Figure 2  Functional Validation :

Detection principle: Upon binding of an LTBR agonist antibody (or bispecific antibody) to cell-surface LTBR, the non-canonical NF-κB pathway is activated, driving luciferase expression.

Data interpretation: The human LTBR agonist antibody produces a classic sigmoidal dose-response curve with a well-defined EC₅₀ and a wide signal window (typically >10-fold). Background in the no-antibody control is minimal, confirming assay specificity.

Analytical Advantages:

• Pathway-precise targeting: The reporter cell responds primarily to LTBR-mediated non-canonical NF-κB signaling — the pathway that drives TLS formation — making it more target-relevant than generic NF-κB reporters.
• High sensitivity and wide dynamic range: The luciferase assay is simple, rapid, and quantitative, well-suited for high-throughput screening in 384-well plate format.
• Multi-modality compatibility: Supports detection of LTBR agonistic monoclonal antibodies, bispecific antibodies (with cross-linking or co-culture of target cells), and fusion proteins.
• Lot-release and stability testing: The model has been validated against standards analogous to those applied by the NIFDC and is suitable for bioactivity assays and quality control of antibody drug products.

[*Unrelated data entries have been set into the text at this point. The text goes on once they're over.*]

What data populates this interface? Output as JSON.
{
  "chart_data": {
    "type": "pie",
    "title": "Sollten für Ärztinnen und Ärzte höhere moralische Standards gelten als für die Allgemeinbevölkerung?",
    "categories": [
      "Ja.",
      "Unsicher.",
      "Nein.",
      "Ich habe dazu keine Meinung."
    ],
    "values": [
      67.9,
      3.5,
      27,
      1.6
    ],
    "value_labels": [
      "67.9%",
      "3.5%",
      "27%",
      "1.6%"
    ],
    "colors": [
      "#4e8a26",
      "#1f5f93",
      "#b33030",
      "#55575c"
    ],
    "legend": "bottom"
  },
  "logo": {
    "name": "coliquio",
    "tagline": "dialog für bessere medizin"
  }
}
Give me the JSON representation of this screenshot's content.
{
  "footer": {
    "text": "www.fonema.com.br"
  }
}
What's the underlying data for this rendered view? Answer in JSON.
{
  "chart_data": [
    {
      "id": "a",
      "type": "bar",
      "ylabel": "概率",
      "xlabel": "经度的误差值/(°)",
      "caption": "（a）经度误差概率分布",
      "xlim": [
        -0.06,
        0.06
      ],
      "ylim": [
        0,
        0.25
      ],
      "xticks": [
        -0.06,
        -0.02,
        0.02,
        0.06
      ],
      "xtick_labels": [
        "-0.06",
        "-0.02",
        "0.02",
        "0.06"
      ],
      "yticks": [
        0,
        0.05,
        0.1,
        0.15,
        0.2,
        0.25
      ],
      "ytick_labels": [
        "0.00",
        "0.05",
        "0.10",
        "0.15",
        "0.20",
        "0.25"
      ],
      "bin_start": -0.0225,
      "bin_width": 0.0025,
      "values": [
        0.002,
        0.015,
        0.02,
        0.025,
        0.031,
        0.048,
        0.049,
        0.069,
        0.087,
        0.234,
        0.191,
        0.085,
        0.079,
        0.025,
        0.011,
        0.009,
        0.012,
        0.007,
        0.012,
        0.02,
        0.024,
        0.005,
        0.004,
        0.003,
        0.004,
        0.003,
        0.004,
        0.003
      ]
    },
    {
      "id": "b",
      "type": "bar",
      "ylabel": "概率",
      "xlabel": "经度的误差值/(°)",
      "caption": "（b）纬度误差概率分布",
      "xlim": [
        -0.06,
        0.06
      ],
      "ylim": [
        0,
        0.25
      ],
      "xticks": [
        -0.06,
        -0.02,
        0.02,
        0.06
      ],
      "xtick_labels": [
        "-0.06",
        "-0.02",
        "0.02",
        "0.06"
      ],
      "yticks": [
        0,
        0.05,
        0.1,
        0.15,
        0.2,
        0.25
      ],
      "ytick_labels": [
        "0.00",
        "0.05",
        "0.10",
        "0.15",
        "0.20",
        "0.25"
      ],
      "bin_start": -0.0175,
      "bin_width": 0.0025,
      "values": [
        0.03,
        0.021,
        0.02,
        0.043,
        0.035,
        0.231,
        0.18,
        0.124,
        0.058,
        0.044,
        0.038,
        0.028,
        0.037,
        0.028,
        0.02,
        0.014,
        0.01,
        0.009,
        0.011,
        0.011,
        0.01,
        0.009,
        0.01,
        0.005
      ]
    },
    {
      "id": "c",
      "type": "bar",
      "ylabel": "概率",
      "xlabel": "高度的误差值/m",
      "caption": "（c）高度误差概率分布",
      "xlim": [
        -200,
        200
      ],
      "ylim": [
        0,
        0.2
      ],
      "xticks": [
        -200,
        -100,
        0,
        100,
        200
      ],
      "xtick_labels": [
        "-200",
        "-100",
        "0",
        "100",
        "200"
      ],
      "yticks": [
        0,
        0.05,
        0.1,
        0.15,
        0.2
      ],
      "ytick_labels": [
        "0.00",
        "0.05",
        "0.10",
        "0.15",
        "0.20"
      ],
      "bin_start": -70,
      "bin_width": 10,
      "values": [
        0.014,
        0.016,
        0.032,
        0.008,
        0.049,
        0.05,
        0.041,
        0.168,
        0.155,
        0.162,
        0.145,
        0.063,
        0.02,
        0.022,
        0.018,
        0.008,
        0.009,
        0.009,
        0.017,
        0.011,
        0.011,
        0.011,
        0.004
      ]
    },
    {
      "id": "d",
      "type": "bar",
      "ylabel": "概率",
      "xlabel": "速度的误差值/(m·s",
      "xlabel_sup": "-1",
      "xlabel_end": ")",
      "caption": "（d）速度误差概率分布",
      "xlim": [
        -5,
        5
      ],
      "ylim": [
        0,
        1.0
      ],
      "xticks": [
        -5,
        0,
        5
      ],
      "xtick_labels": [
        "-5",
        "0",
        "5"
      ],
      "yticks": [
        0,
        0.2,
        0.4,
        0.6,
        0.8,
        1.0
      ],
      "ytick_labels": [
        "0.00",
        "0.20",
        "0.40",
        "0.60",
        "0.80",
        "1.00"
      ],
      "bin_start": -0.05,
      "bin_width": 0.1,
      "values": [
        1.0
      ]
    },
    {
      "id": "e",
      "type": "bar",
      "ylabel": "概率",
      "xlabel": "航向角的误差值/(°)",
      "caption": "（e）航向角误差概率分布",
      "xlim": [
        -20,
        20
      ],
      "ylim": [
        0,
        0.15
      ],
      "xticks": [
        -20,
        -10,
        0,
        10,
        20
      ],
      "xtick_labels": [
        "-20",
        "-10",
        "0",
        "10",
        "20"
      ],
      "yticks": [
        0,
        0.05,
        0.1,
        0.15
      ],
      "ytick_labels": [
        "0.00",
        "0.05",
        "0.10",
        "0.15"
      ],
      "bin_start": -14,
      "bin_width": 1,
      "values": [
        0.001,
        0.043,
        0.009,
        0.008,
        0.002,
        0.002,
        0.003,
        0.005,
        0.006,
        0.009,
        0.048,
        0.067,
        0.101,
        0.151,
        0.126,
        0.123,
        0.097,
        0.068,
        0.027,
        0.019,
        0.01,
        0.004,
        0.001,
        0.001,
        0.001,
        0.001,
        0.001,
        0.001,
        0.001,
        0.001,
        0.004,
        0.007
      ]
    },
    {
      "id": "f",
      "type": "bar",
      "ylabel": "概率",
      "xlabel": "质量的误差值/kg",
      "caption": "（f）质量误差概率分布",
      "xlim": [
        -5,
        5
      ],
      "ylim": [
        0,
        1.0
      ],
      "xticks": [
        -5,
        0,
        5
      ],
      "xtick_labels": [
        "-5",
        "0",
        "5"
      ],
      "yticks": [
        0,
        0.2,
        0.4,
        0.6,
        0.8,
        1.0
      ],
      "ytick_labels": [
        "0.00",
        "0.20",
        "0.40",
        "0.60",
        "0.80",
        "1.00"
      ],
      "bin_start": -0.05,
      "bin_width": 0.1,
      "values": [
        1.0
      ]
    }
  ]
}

2.CHO-K1 Human LTBR Cell（RQP74447）

 Figure 3 Surface Expression Confirmation: Flow cytometry confirms stable, high-level LTBR surface expression on CHO cells (positivity rate >95%; MFI significantly higher than empty-vector control).

Key Applications:

• Antibody binding specificity: Flow cytometric detection of candidate antibody binding to LTBR-CHO cells, with exclusion of cross-reactivity against endogenous CHO antigens.
• Affinity determination: Compatible with ForteBio, SPR, or quantitative flow cytometry (Scatchard analysis).
• CAR-T and bispecific antibody target cell: Serves as a positive target cell to validate the binding and killing function of immune effector molecules.

Analytical Advantages:

• High expression and purity: Following single-cell cloning and flow cytometric validation, inter-lot consistency is excellent.
• No endogenous interference: CHO cells do not express endogenous LTBR ligands, eliminating the risk of auto-activation.
• Ready-to-use: Cryopreserved cells are functional immediately upon thaw, saving the time required to generate stable cell lines in-house.

Product Advantage Summary

V. Representative Application Scenarios

• LTBR agonistic bispecific antibody screening: Use LTBR effector reporter cells in the presence of FAP-positive target cells (providing cross-linking) to evaluate the LTBR agonist activity of bispecific antibodies.
• LTBR antagonist development: In the presence of ligand (LTα1β2 or LIGHT), assess the capacity of candidate antibodies or small molecules to block LTBR signaling.
• Antibody binding specificity validation: Use LTBR-CHO cells alongside wild-type CHO cells to select high-selectivity antibodies by flow cytometry.
• CAR-T functional validation: Use LTBR-CHO cells as target cells to evaluate CAR-T cell binding and cytotoxic activity.

Conclusion

As a pivotal molecule at the intersection of lymphoid organ development, tertiary lymphoid structure formation, and tumor immunotherapy, LTBR is advancing from basic research toward clinical translation. With bispecific antibodies from Roche and Mestag now in clinical trials, LTBR agonist therapy is poised to become an important strategy in next-generation solid tumor immunotherapy. Reqbio’s LTBR effector reporter cell and LTBR CHO cell model — characterized by precise pathway design and rigorous functional validation — provide global drug developers with efficient, reliable evaluation tools to accelerate the advancement of LTBR-targeted therapeutics.